PHP Multiple Dropdown Box Form Submit To MySQL (Part 2)

Question

This is a continuation of the discussion at

http://stackoverflow.com/questions/944158/php-multiple-dropdown-box-form-submit-to-mysql

which ended with the words: "Once you have the variables, it is trivial to create new rows." No doubt that's generally true, but apparently not for this learner... :-D

Given the following form:

    <form action="form.php" method="POST">
    <select name="colors[]" multiple="yes" size="2">
    <option>Red</option>
    <option>Blue</option>
    </select>
    <input type="submit" value="Go!"> 
    </form>

how do I create new rows? The following script

foreach($_POST['colors[]'] as $color) 
    {
        $id = mysqli_real_escape_string($link, $color);
        $sql = "INSERT INTO colors SET id = '$id'";
    }

raises the error

 Warning: Invalid argument supplied for foreach() in form.php on line ...

whereas the following

    $colors = $_POST['colors[]']; 
    for ($i = 0; $i < count($colors); $i++) 
        {
            $color = $colors[$i];
            $sql = "INSERT INTO colors SET id = '$color'";
        }

raises no errors but does no row creation.

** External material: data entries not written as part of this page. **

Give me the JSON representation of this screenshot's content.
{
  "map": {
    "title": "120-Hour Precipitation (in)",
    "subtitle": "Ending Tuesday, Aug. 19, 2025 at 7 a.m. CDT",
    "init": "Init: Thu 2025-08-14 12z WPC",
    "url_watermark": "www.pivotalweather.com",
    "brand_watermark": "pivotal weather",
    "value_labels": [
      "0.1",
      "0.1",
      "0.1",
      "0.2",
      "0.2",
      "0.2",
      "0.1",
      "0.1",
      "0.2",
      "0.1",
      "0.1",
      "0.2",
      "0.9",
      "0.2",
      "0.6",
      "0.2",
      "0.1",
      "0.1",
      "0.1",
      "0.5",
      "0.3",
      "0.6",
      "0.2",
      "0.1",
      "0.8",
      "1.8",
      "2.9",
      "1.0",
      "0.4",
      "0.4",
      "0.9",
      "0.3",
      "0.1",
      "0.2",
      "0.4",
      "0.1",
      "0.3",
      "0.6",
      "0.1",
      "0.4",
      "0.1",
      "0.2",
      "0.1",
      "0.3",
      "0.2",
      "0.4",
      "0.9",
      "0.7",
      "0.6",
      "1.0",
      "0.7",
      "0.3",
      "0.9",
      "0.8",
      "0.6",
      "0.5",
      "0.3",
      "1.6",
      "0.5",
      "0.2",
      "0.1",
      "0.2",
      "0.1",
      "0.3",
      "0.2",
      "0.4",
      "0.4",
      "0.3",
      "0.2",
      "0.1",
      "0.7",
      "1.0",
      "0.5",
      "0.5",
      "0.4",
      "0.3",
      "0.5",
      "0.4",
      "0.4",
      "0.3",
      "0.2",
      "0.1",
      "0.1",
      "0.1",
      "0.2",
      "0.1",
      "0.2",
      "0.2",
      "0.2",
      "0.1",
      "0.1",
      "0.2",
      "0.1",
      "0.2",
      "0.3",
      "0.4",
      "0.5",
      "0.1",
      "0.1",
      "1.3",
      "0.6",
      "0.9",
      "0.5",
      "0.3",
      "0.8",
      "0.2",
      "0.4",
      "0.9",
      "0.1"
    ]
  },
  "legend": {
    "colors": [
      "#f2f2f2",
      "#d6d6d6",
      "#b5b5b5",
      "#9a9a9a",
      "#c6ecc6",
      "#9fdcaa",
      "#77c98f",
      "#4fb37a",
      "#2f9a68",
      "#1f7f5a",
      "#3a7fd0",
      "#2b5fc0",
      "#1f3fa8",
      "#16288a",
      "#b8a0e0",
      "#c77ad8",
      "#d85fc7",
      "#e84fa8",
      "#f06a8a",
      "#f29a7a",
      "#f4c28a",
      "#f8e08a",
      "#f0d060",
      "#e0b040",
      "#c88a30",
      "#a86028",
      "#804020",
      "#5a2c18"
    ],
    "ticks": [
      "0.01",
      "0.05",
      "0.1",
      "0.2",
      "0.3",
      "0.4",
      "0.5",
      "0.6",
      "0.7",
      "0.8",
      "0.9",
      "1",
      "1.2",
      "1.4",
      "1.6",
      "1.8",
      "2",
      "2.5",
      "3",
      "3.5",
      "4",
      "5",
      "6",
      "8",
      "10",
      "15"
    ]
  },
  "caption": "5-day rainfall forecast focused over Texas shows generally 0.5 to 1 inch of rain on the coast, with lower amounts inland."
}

What triviality am I missing here?

Answer 1

Use:

foreach($_POST['colors'] as $color) 

No need to specify [] here, php knows that it is an array.

Answer 2

Inside of your foreach loop I did not see that you are executing the query. You need to execute mysql_query with your INSERT statement.

foreach($_POST['colors'] as $color) {
 $id = mysqli_real_escape_string($link, $color);
 $sql = "INSERT INTO colors SET id = '$id'";
  if (!mysql_query($sql)) {  // if the query encountered a problem.
     die('Invalid query: ' . mysql_error());
  } 
}